The eurozone economy contracted in the third quarter. On Tuesday, October 31, Eurostat’s first estimate of gross domestic product (GDP) in the twenty countries of the single currency was -0.1%. This is in stark contrast to the United States, which grew by 1.2% over the same period.
"It’s almost becoming a universal law," François Geerolf, an economist at the Observatoire français des conjonctures économiques (The French Observatory of Economic Conditions), lamented. "With each crisis, the eurozone permanently loses a few points of growth to the United States." For the past fifteen years, Europe has been falling further and further behind, shock after shock: the eurozone crisis, the Covid-19 pandemic, the war in Ukraine... Since 2007, per capita growth on the other side of the Atlantic has been 19.2%, compared with 7.6% in the eurozone. A gap of almost twelve points. Before the pandemic, the gap was already ten points, and it has started to widen again in the last eighteen months.
Over 2023 as a whole, growth in the Eurozone is expected to reach 0.7%, compared with 2.1% in the United States, according to forecasts by the International Monetary Fund (IMF). Germany, in particular, is suffering, with a slight recession expected at -0.5%, while France should grow by 1%.

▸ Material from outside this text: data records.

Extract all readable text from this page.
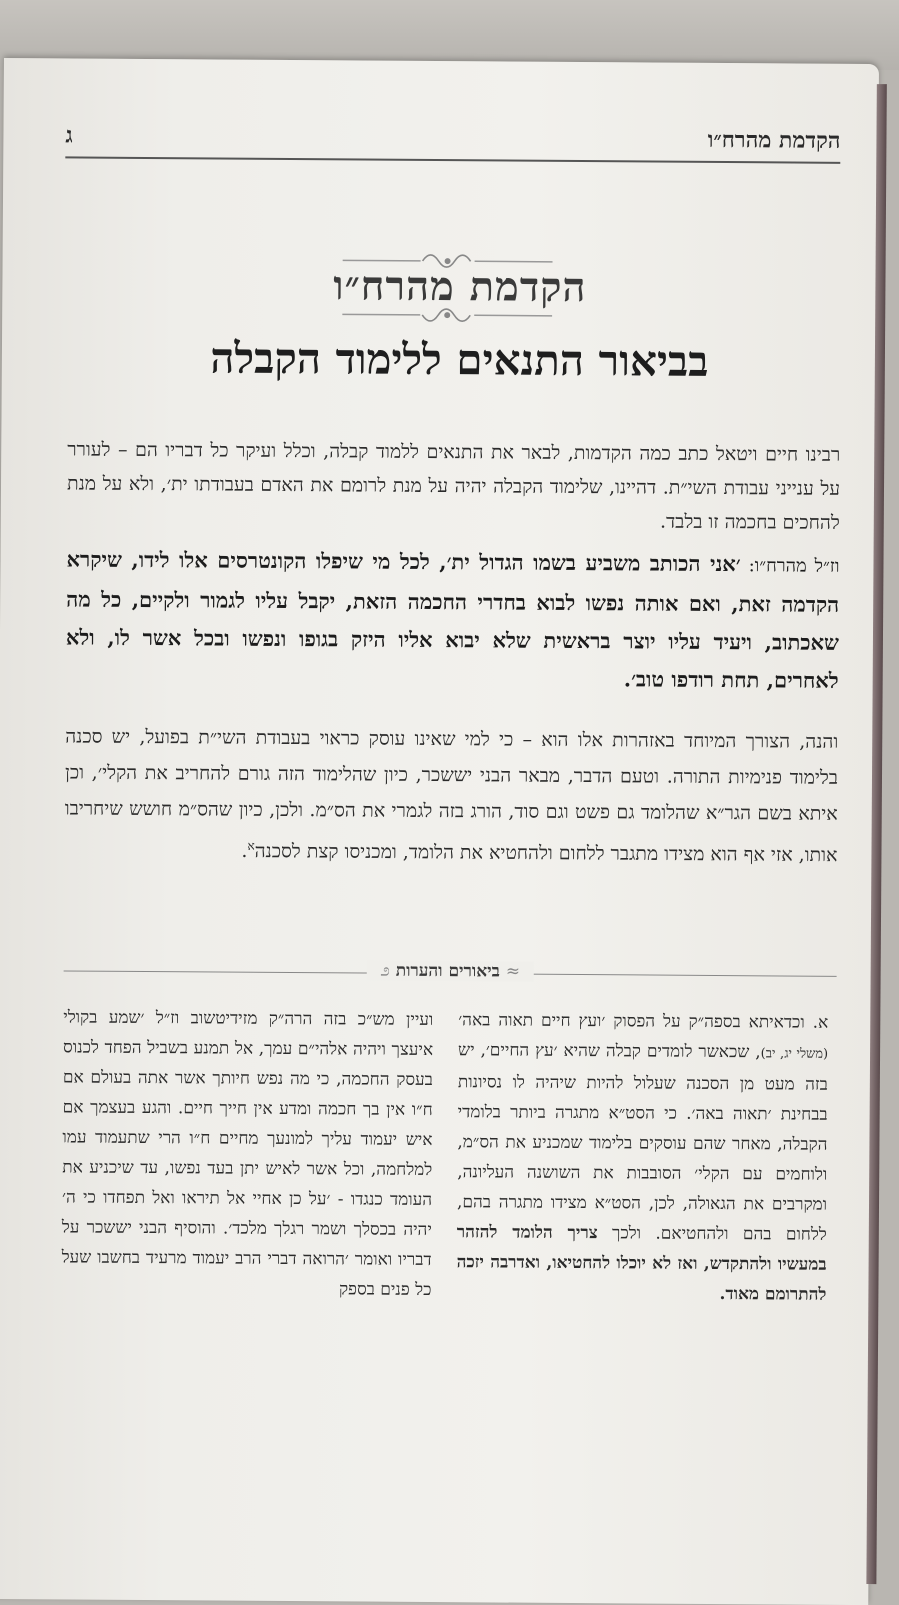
הקדמת מהרח״ו
ג
הקדמת מהרח״ו
בביאור התנאים ללימוד הקבלה
רבינו חיים ויטאל כתב כמה הקדמות, לבאר את התנאים ללמוד קבלה, וכלל ועיקר כל דבריו הם – לעורר על ענייני עבודת השי״ת. דהיינו, שלימוד הקבלה יהיה על מנת לרומם את האדם בעבודתו ית׳, ולא על מנת להחכים בחכמה זו בלבד.
וז״ל מהרח״ו: ׳אני הכותב משביע בשמו הגדול ית׳, לכל מי שיפלו הקונטרסים אלו לידו, שיקרא הקדמה זאת, ואם אותה נפשו לבוא בחדרי החכמה הזאת, יקבל עליו לגמור ולקיים, כל מה שאכתוב, ויעיד עליו יוצר בראשית שלא יבוא אליו היזק בגופו ונפשו ובכל אשר לו, ולא לאחרים, תחת רודפו טוב׳.
והנה, הצורך המיוחד באזהרות אלו הוא – כי למי שאינו עוסק כראוי בעבודת השי״ת בפועל, יש סכנה בלימוד פנימיות התורה. וטעם הדבר, מבאר הבני יששכר, כיון שהלימוד הזה גורם להחריב את הקלי׳, וכן איתא בשם הגר״א שהלומד גם פשט וגם סוד, הורג בזה לגמרי את הס״מ. ולכן, כיון שהס״מ חושש שיחריבו אותו, אזי אף הוא מצידו מתגבר ללחום ולהחטיא את הלומד, ומכניסו קצת לסכנה$^א$.
≈ ביאורים והערות ೨
א. וכדאיתא בספה״ק על הפסוק ׳ועץ חיים תאוה באה׳ (משלי יג, יב), שכאשר לומדים קבלה שהיא ׳עץ החיים׳, יש בזה מעט מן הסכנה שעלול להיות שיהיה לו נסיונות בבחינת ׳תאוה באה׳. כי הסט״א מתגרה ביותר בלומדי הקבלה, מאחר שהם עוסקים בלימוד שמכניע את הס״מ, ולוחמים עם הקלי׳ הסובבות את השושנה העליונה, ומקרבים את הגאולה, לכן, הסט״א מצידו מתגרה בהם, ללחום בהם ולהחטיאם. ולכך צריך הלומד להזהר במעשיו ולהתקדש, ואז לא יוכלו להחטיאו, ואדרבה יזכה להתרומם מאוד.
ועיין מש״כ בזה הרה״ק מזידיטשוב וז״ל ׳שמע בקולי איעצך ויהיה אלהי״ם עמך, אל תמנע בשביל הפחד לכנוס בעסק החכמה, כי מה נפש חיותך אשר אתה בעולם אם ח״ו אין בך חכמה ומדע אין חייך חיים. והגע בעצמך אם איש יעמוד עליך למונעך מחיים ח״ו הרי שתעמוד עמו למלחמה, וכל אשר לאיש יתן בעד נפשו, עד שיכניע את העומד כנגדו - ׳על כן אחיי אל תיראו ואל תפחדו כי ה׳ יהיה בכסלך ושמר רגלך מלכד׳. והוסיף הבני יששכר על דבריו ואומר ׳הרואה דברי הרב יעמוד מרעיד בחשבו שעל כל פנים בספק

For Europeans, cities like New York and San Francisco have become extremely expensive, while American visitors to Europe are astonished by the low prices. "The average income of Americans is more than 20% higher than that of people living in the eurozone," pointed out Philippe Crevel, economist at Lorello Ecodata, a consulting firm. "The standard of living of executives is much higher than that of their European counterparts. American tourists are particularly sought-after because of their abundant purchasing power. The average retirement, taking into account retirement savings, is much higher in the USA than in many European countries."
The main explanation for this growth differential can be summed up in two words, according to Geerolf: "Fiscal policy." During the pandemic, the US government supported households in a historic way by issuing multiple stimulus checks. Households were able to put some of this money aside and remain sitting on exceptional savings, which they haven't quite finished spending. As a result, more than half of current growth comes from consumption. On the European side, support was also generous during the pandemic, but not at the same level: the US budget deficit in 2020 and 2021 was 14% and 11.6% of GDP, double that of the eurozone, at 7.1% and 5.3%, respectively.